Die Schulden sanken auf 31,2 Mrd. €. Bei der Verschuldung je Einwohner wurde der Abstand zu den anderen Flächenländern verkürzt, lag aber immer noch um 17 % über deren Durchschnittswert.

Zudem ist der stetige Anstieg der Ausgabereste auf mittlerweile 2,8 Mrd. € im Jahr 2021 ein Risiko für die Landesfinanzen. Wären die Ausgabereste 2021 verausgabt worden, hätte dies die Gesamtverschuldung auf 34,0 Mrd. € steigen lassen. Die Landesregierung hatte 2018 angekündigt, mittelfristig eine Stabilisierung der Ausgabereste durch eine restriktive Bewilligungspraxis anzustreben. Das fortgesetzte Ansammeln von Ausgaberesten führt jedoch zu "Schattenhaushalten". Diese schwächen die Einflussmöglichkeiten des Parlaments und gefährden die Transparenz des Haushalts.

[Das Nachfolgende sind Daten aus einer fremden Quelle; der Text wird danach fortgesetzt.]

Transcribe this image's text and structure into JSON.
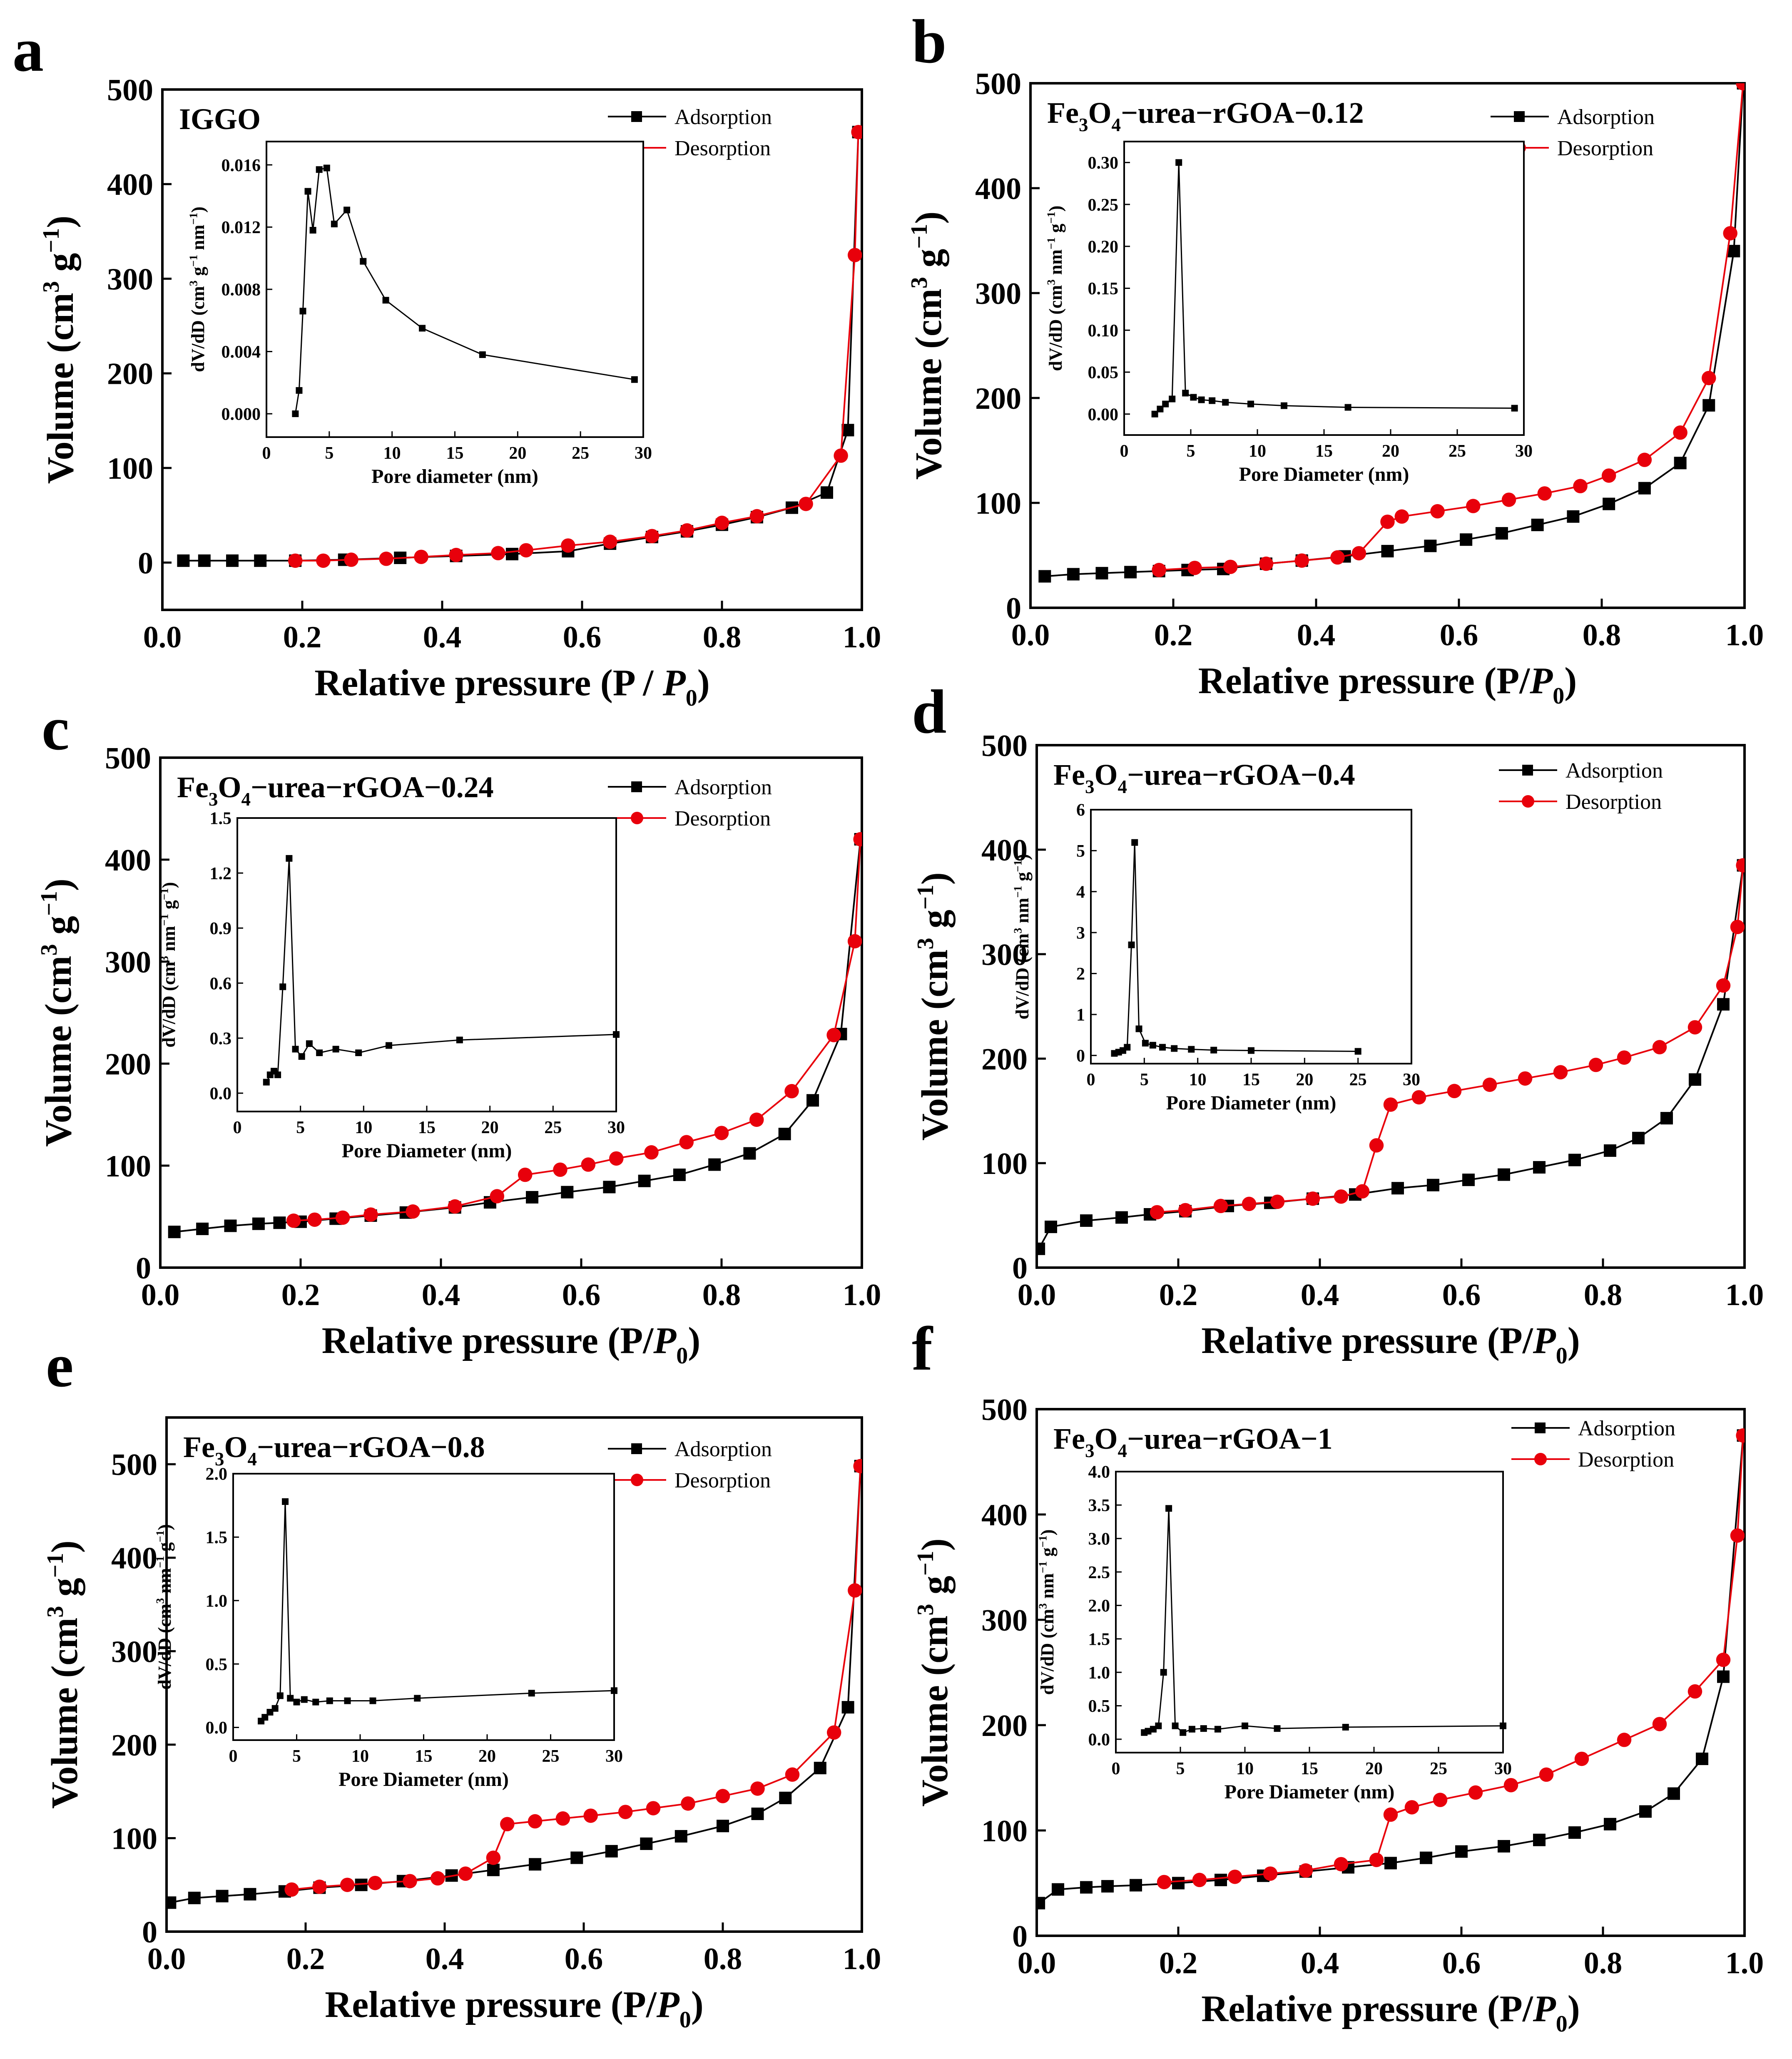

Mit Investitionsausgaben im Kernhaushalt von 1,1 Mrd. € im Jahr 2021 hatte Rheinland-Pfalz unter den Flächenländern die zweitniedrigste Investitionsquote (5,5 %). Werden die Investitionen der Landesbetriebe (280 Mio. €) hinzugerechnet, steigt die Quote auf 6,9 %. Um den Länderdurchschnitt (9,5 %) zu erreichen, fehlten immer noch 547 Mio. €. Auch angesichts des seit längerem bekannten Investitionsbedarfs von 1 Mrd. € allein bei den Landesstraßen sind höhere Investitionen erforderlich.

Aus dem Finanzierungsüberschuss für das Haushaltsjahr 2022 von 1,2 Mrd. € tilgte die Landesregierung nur 200 Mio. € Kreditmarktschulden und führte 1,0 Mrd. € Rücklagen zu.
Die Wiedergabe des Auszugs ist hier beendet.